Hace quizás un año ya desde que un buen amigo mío me anunció que iba a cambiar de piso. Fue una decisión inesperada porque se le veía muy contento con su vivienda. De hecho lo estaba, hasta que su biblioteca, cuyo volumen de libros crece sin control, empezó a reclamar más espacio. Como no tenía urgencia, se tomó la búsqueda con calma. Hasta que un día, antes de lo que imaginaba, encontró lo que quería y, sobre todo, al precio que quería. Pidió una hipoteca y, tras sortear las mentiras del primer banco, cerró la operación con otra entidad.
Inmediatamente puso en venta su anterior vivienda, para con ese dinero cancelar la nueva hipoteca. Consiguió comprador, cerró el acuerdo y se mudó, a la espera de la escritura y la entrega de llaves. El camión estuvo yendo y viniendo con libros y otros enseres todo un viernes y sábado hasta que el domingo pudo descansar. O eso pensaba.
De madrugada, el vecino de rellano le llamó asustado: «un grupo de personas está intentando entrar en tu casa, aunque aún no lo ha logrado». «Voy», contestó agradecido, al tiempo que llamaba a la Policía. «No, no podemos ir si no han entrado. Si están golpeando la puerta no podemos hacer nada porque no hay delito en golpear una puerta. Pero ténganos al tanto».
Cuando llegó a su antigua vivienda ya no había nadie. Como las bisagras resistieron, los asaltantes no habían logrado romper la puerta y se habían ido. El vecino que dio la alerta estaba allí, asustado. «Si entran, nosotros deberíamos mudarnos porque con este tipo de vecinos no podríamos seguir».
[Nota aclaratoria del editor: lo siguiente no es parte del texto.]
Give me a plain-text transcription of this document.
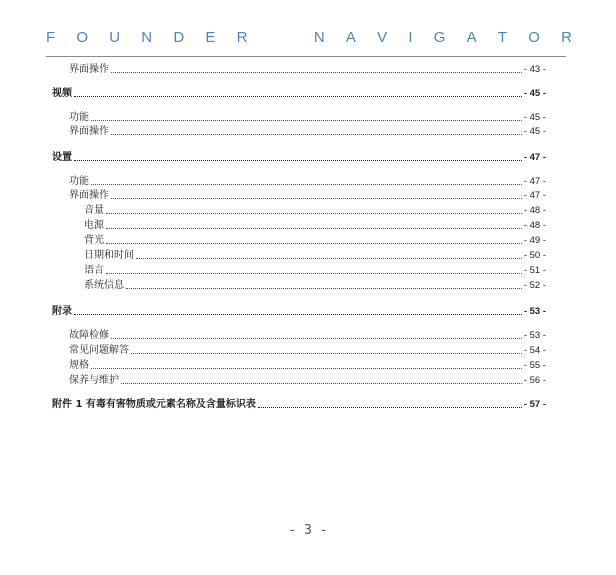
F O U N D E R	N A V I G A T O R
界面操作	- 43 -
视频	- 45 -
功能	- 45 -
界面操作	- 45 -
设置	- 47 -
功能	- 47 -
界面操作	- 47 -
音量	- 48 -
电源	- 48 -
背光	- 49 -
日期和时间	- 50 -
语言	- 51 -
系统信息	- 52 -
附录	- 53 -
故障检修	- 53 -
常见问题解答	- 54 -
规格	- 55 -
保养与维护	- 56 -
附件 1 有毒有害物质或元素名称及含量标识表	- 57 -
- 3 -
Mi amigo, como le habían pedido, llamó nuevamente a la Policía para decirle que había tenido suerte y que no habían entrado. El policía le explicó que creía conocer la banda que quiso tomar su casa, porque es la que tiene el control total del barrio. Son los mismos que han tomado una antigua sede bancaria y que están todos los días en los periódicos. Seguramente vieron la mudanza y se lanzaron a por el piso. A mi amigo le sonaba que no es fácil desalojar a unos intrusos, por lo que le preguntó al policía cómo iba esto: «si ustedes me dicen que no vienen antes de que entren, pero después no hay quien los quite, al final lo que ocurre es que me dejan a mi suerte». El policía casi le admitió este extremo, salvo en un detalle importante: le dijo que había un pequeño margen de tiempo en el que sí podían intervenir, y era desde que entran hasta que reparan la puerta. Porque si la puerta está dañada, hay evidencia de la irrupción violenta en la vivienda. Pero esto también lo saben estos intrusos que dedican los primeros minutos de su estancia a reparar la puerta y no dejar huellas.
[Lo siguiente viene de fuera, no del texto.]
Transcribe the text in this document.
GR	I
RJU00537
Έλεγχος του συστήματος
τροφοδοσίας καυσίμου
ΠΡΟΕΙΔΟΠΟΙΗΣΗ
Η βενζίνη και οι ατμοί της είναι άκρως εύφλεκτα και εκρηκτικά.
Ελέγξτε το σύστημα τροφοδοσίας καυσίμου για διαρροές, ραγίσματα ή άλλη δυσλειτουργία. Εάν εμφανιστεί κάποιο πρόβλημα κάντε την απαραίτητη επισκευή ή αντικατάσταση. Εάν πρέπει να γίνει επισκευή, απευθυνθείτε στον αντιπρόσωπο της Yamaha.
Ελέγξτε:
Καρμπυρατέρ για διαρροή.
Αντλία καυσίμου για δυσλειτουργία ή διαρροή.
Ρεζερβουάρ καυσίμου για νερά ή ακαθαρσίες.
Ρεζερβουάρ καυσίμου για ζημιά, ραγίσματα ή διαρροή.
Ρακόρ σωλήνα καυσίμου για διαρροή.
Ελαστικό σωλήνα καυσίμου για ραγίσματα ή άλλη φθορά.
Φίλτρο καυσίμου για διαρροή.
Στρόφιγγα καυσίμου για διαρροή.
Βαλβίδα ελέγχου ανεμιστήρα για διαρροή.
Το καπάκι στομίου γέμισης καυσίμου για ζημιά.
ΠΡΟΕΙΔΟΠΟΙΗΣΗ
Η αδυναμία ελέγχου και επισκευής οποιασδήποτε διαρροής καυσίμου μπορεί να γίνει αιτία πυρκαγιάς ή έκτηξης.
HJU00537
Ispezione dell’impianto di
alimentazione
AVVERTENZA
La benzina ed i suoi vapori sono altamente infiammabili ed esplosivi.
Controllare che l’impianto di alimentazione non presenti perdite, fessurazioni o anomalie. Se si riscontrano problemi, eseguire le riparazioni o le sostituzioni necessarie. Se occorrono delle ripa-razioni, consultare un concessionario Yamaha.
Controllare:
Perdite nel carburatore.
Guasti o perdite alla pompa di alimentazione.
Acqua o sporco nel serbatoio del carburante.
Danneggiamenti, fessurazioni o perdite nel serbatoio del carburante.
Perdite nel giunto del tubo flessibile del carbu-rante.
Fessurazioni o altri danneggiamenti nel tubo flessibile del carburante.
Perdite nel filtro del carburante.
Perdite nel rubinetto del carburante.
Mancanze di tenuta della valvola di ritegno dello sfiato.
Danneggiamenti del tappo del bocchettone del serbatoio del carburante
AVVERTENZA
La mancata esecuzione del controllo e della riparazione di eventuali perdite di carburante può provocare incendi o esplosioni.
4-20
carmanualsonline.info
Mi amigo se quedó sorprendido por lo que le siguió preguntando. «¿Y si llegan a entrar y ustedes no encuentran evidencia del asalto, qué tengo que hacer?». El policía le explicó que debería empezar un procedimiento judicial. La policía los tendría que identificar y el juez actuaría. Todo el procedimiento, con los retrasos que propiciarán los intrusos, suele durar año y medio. Entonces, invariablemente, el juez dicta orden de desahucio. Pero el policía le dijo que ahí no acabaría el problema porque esta gente es muy profesional y para entonces habrán intercambiado alguna de las viviendas de las que se han apropiado y no se podrá expulsar al habitante porque no será la persona inicialmente denunciada. De manera que hay que identificar al nuevo habitante del piso y volver a iniciar el procedimiento, sin garantía alguna de que no vuelva a ocurrir lo mismo.
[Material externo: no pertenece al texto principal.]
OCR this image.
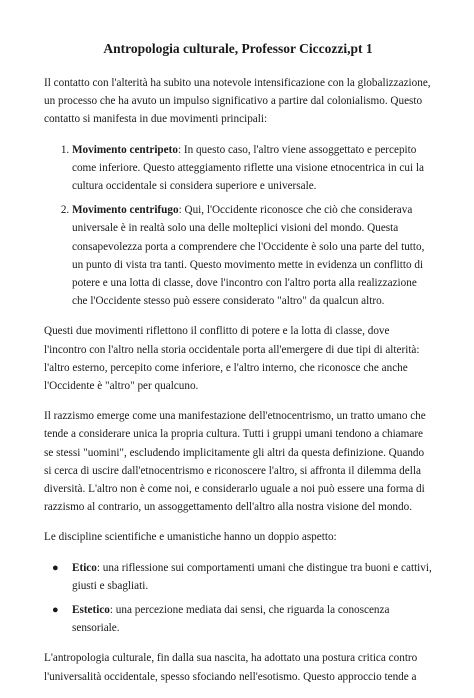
Antropologia culturale, Professor Ciccozzi,pt 1

Il contatto con l'alterità ha subito una notevole intensificazione con la globalizzazione, un processo che ha avuto un impulso significativo a partire dal colonialismo. Questo contatto si manifesta in due movimenti principali:

1. Movimento centripeto: In questo caso, l'altro viene assoggettato e percepito come inferiore. Questo atteggiamento riflette una visione etnocentrica in cui la cultura occidentale si considera superiore e universale.
2. Movimento centrifugo: Qui, l'Occidente riconosce che ciò che considerava universale è in realtà solo una delle molteplici visioni del mondo. Questa consapevolezza porta a comprendere che l'Occidente è solo una parte del tutto, un punto di vista tra tanti. Questo movimento mette in evidenza un conflitto di potere e una lotta di classe, dove l'incontro con l'altro porta alla realizzazione che l'Occidente stesso può essere considerato "altro" da qualcun altro.

Questi due movimenti riflettono il conflitto di potere e la lotta di classe, dove l'incontro con l'altro nella storia occidentale porta all'emergere di due tipi di alterità: l'altro esterno, percepito come inferiore, e l'altro interno, che riconosce che anche l'Occidente è "altro" per qualcuno.

Il razzismo emerge come una manifestazione dell'etnocentrismo, un tratto umano che tende a considerare unica la propria cultura. Tutti i gruppi umani tendono a chiamare se stessi "uomini", escludendo implicitamente gli altri da questa definizione. Quando si cerca di uscire dall'etnocentrismo e riconoscere l'altro, si affronta il dilemma della diversità. L'altro non è come noi, e considerarlo uguale a noi può essere una forma di razzismo al contrario, un assoggettamento dell'altro alla nostra visione del mondo.

Le discipline scientifiche e umanistiche hanno un doppio aspetto:

● Etico: una riflessione sui comportamenti umani che distingue tra buoni e cattivi, giusti e sbagliati.
● Estetico: una percezione mediata dai sensi, che riguarda la conoscenza sensoriale.

L'antropologia culturale, fin dalla sua nascita, ha adottato una postura critica contro l'universalità occidentale, spesso sfociando nell'esotismo. Questo approccio tende a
Mi amigo se quedó estupefacto: estaba a cuatro días de escriturar la venta, ya estaba pagando la hipoteca del segundo piso, y la idea de no vender el primero le provocó pánico: simplemente hubiera sido incapaz de pagar indefinidamente los gastos de las dos viviendas, sin una fecha para acabar con ese infierno. Como para tributarle un homenaje a las bisagras.
El policía le explicó que conocen a las ocho o nueve personas que se dedican a esto, que saben que controlan ese barrio, que son españoles, pero que no pueden hacer nada. La propia policía está tan atada de pies y manos como los propietarios de los pisos. Todos impotentes.
El legislador, o sea los gobernantes, consideran tan vulnerables a los delincuentes, se preocupan tanto que tengan garantías, que al final el único desasistido es el ciudadano legal, el que cumple con lo que la sociedad espera de él, el que paga religiosamente. Y de paso, se desincentiva todavía más el alquiler de viviendas, porque no todo el mundo está seguro de que las bisagras de su piso sean resistentes, la cerradura inmune y el vecino del rellano insomne.